No, I’m not pursuing an acting career, and I don’t have gold tickets to Little Mermaid. I recently discovered the Tuacahn Saturday Market and now they can’t keep me away.
Each Saturday a canopy of white tents is posted beneath the lovely backdrop of red rock. Vendors come from all over Utah, selling anything from dish towels to cowboy hats.
Three years ago Saturday Market Organizer Chris Graham proposed the idea of a market at Tuacahn. Assistant manager Rosemary Brossard said, “It was a little bit of a push to get going, but now more and more people are capturing the vision. Now we have 200 vendors, including ten seasonal farmers.”
Those considering a booth at the market are encouraged to submit an application any time. Handmade goods are preferred, but Brossard commented, “We support people trying to make extra money in these hard times. Our goal is to get the community to come together, to share time together and be entertained.”
I was entertained with a jewelry booth a good part of an hour until handmade pork tamales tore me away from the lace earrings. In addition to the fresh tamales, rice and beans, the market offers a breakfast of pancakes, bacon and juice for three dollars from 9:00 to 11:00 a.m. Other booths include shaved ice and home baked goods.
Jorgina Rowley from Santa Clara joined her mother at the market a year ago. “My mom’s been baking forever,” she said. “She sold fudge and caramels at Christmas, so when I read about the Saturday Market in the paper we decided to give it a try and it’s worked out well.”
It’s amazing, the creative things people market and make. Some vendors made purses out of Capri Sun packets, others sewed Christmas tree skirts and baby tutus.

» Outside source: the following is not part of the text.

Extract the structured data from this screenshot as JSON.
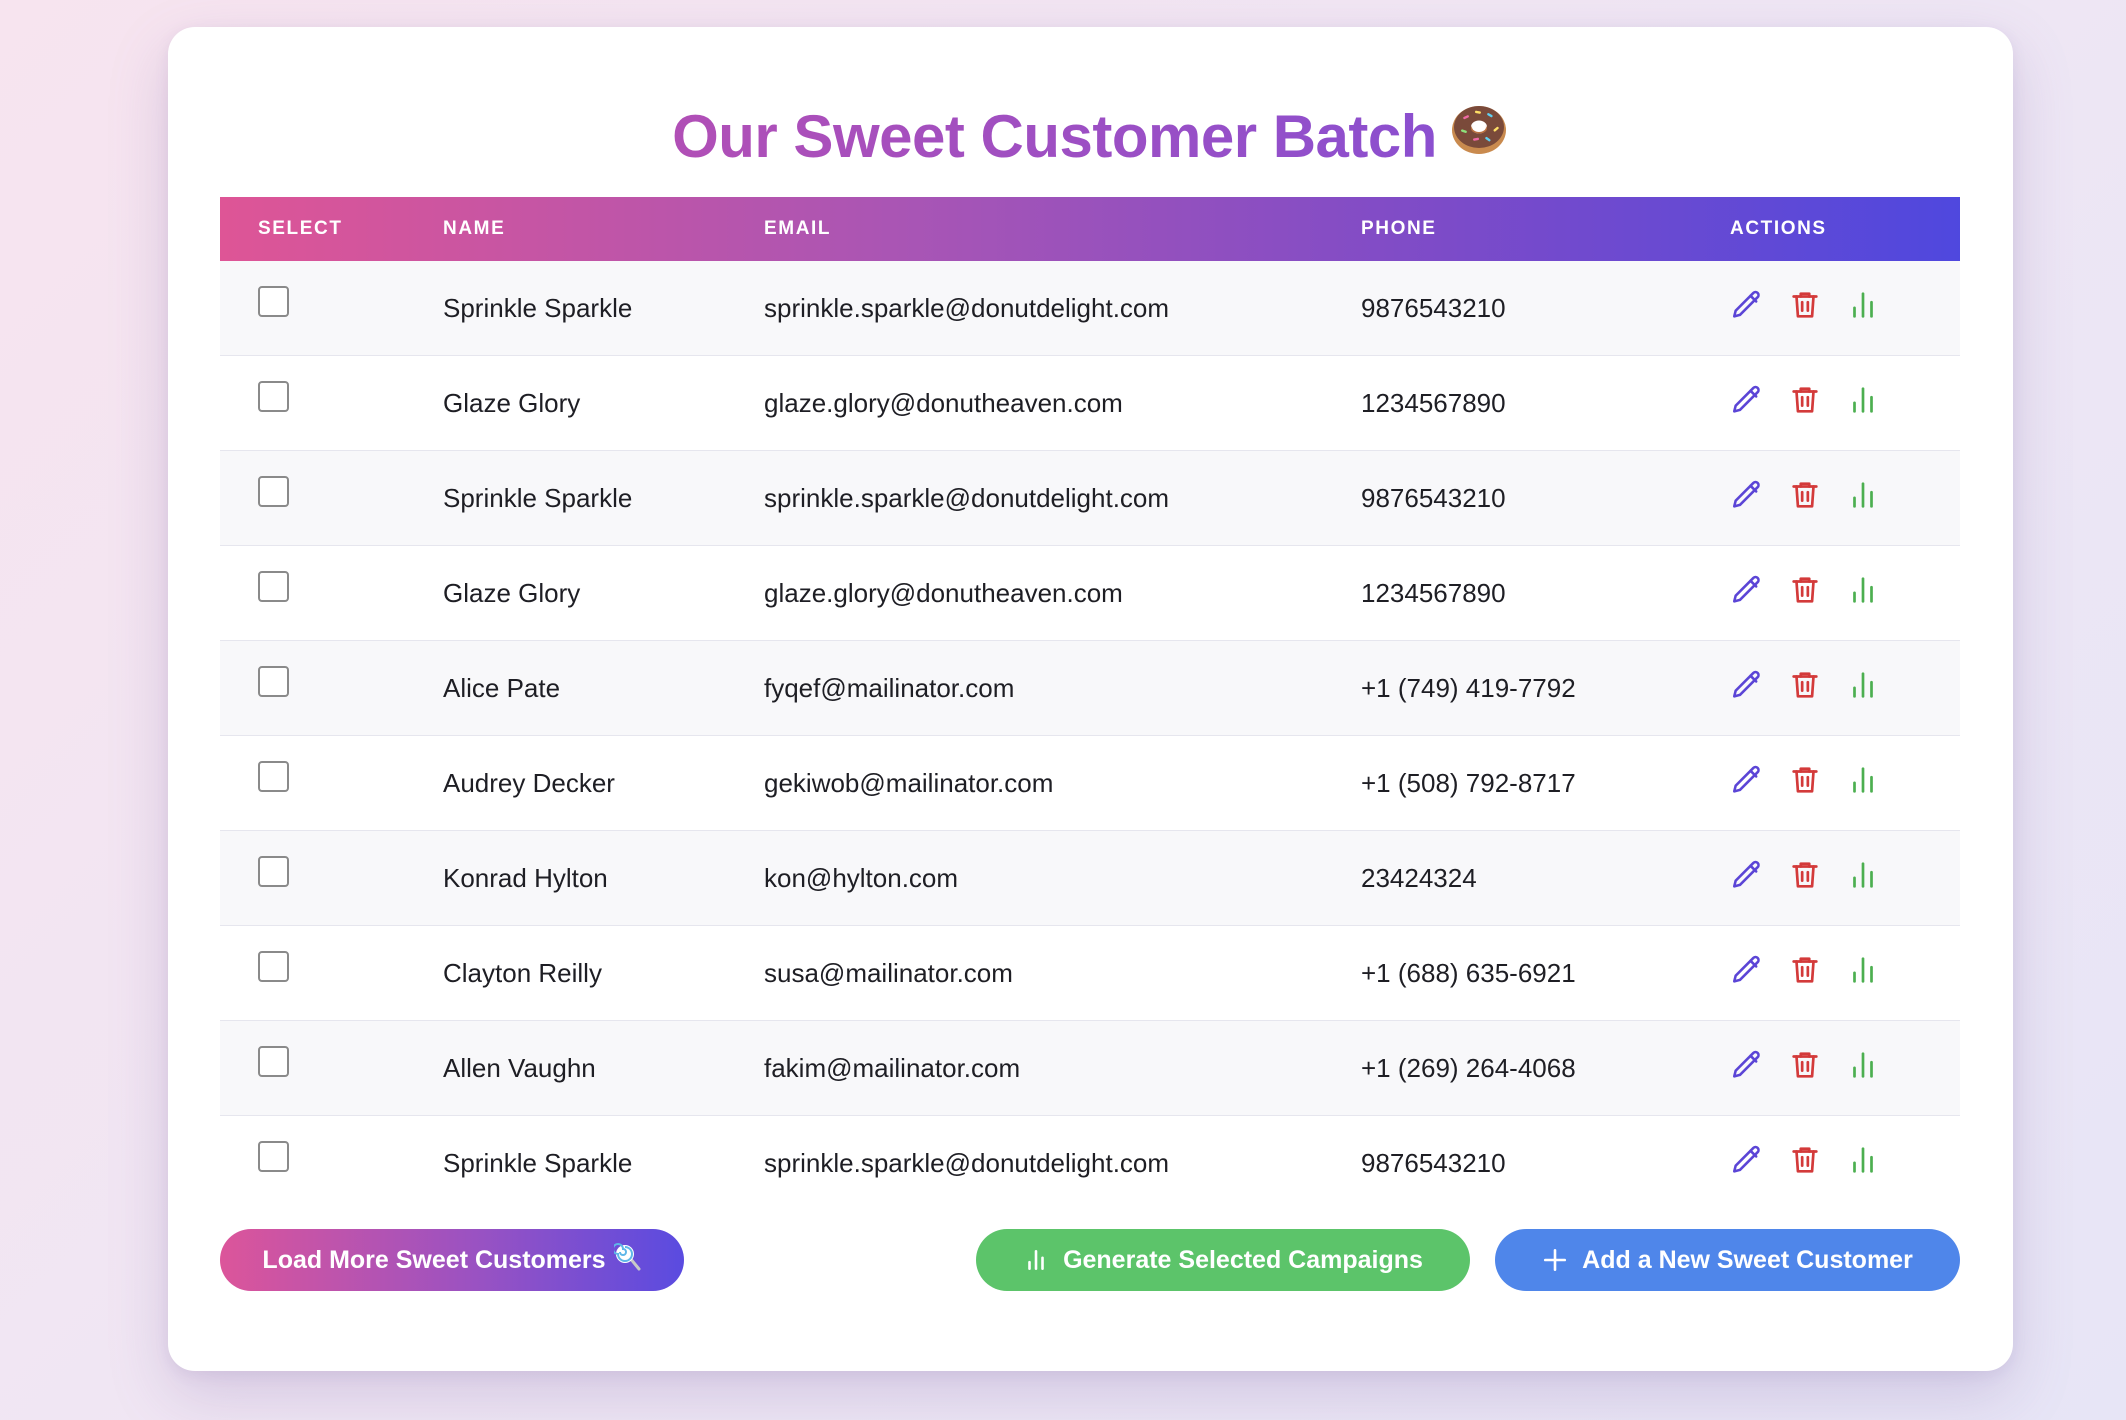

Vicki Smith, a Tuacahn vendor for Dubble Trubble Cutlery said, “People are getting back into homemade things. You can’t buy most of these things in town.”

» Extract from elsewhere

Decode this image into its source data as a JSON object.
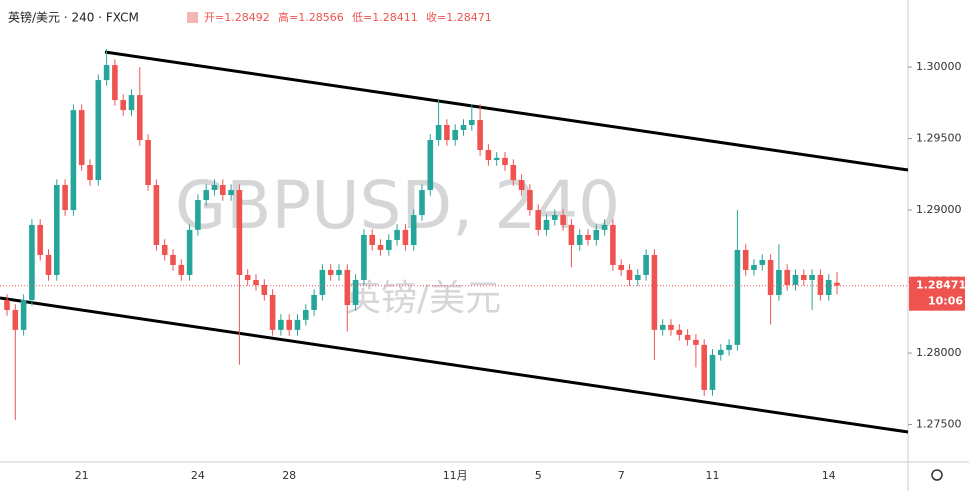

Smith says vendors see a lot of regulars come out on Saturdays. “It’s somewhere to go on Saturday morning and it’s the only craft market in town,” she stated. “People are happy with it.”

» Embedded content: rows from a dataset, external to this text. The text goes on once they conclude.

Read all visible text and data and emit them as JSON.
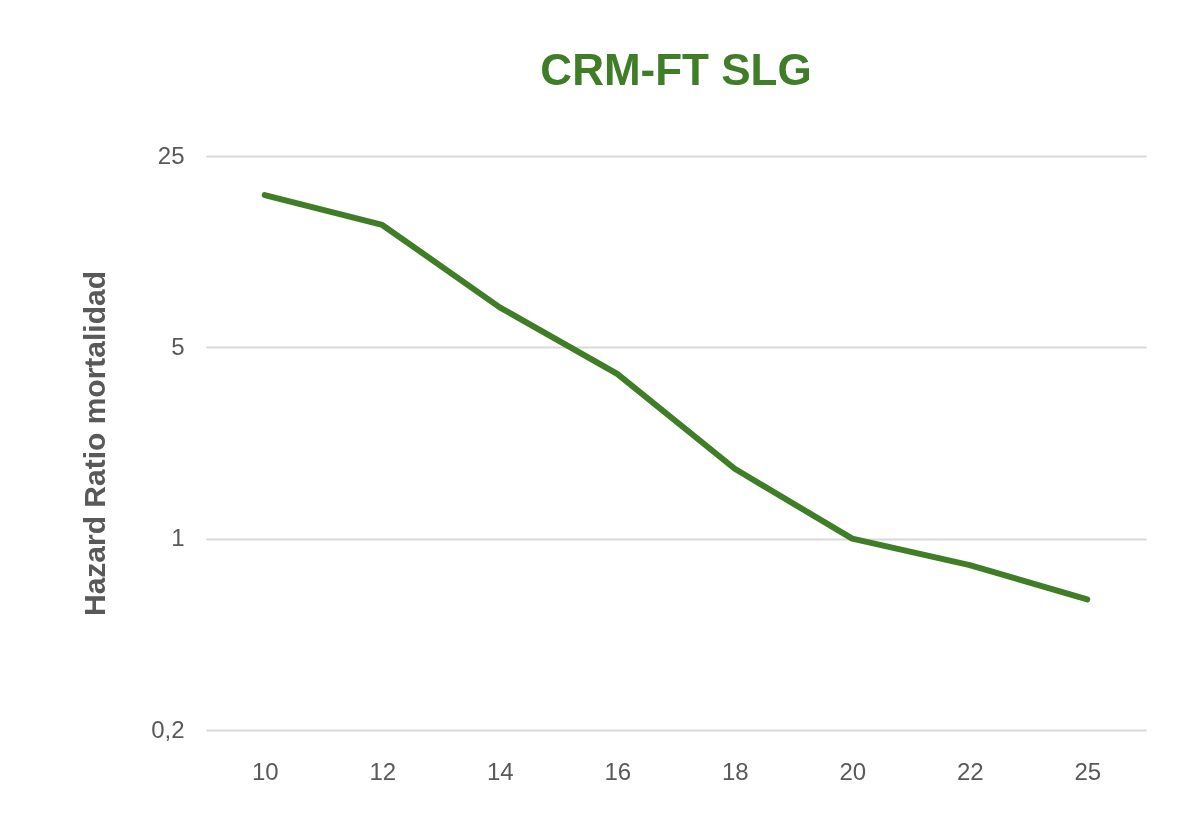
{
  "chart_data": {
    "type": "line",
    "title": "CRM-FT SLG",
    "ylabel": "Hazard Ratio mortalidad",
    "categories": [
      "10",
      "12",
      "14",
      "16",
      "18",
      "20",
      "22",
      "25"
    ],
    "series": [
      {
        "color": "#3f7d26",
        "values": [
          18,
          14,
          7,
          4,
          1.8,
          1,
          0.8,
          0.6
        ]
      }
    ],
    "log": "y",
    "ylim": [
      0.2,
      25
    ],
    "yticks": [
      {
        "value": 0.2,
        "label": "0,2"
      },
      1,
      5,
      25
    ],
    "grid": "y",
    "marker": "none",
    "line_style": "solid"
  }
}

Not only does the market offer crafts and food, they also host a monthly festival. Polynesian day, car shows and rubber-ducky races are just a few festivals of the past. This Saturday internationally-selling artists are coming to Tuacahn to show off their work and do live demonstrations in the Art Show and Sale from 9:00 a.m. to 4:00 p.m. Craig Fetzer, Mary Manning, and Michael Bedard are just a few of the artists ready for the show.
October 8 is the Crazy for Quilts festival, and on October 29 Tuacahn will hold the annual pumpkin festival where kids can come in costume to trick or treat with the market vendors. Even December has a festival, where chestnuts are roasted, carolers are invited and Santa Claus comes to town. Personally, I can’t wait for the national Mustang show next year. Who can resist that?
“The Saturday Market is a unique thing that serves the community and provides information about what’s in southern Utah for those who may not live in St. George,” Brossard said. “I love this, it’s a great way to network the community.”
It sounds like my Saturdays will be booked from now until the end of the year. And who knows, maybe in April I’ll get a booth of my own.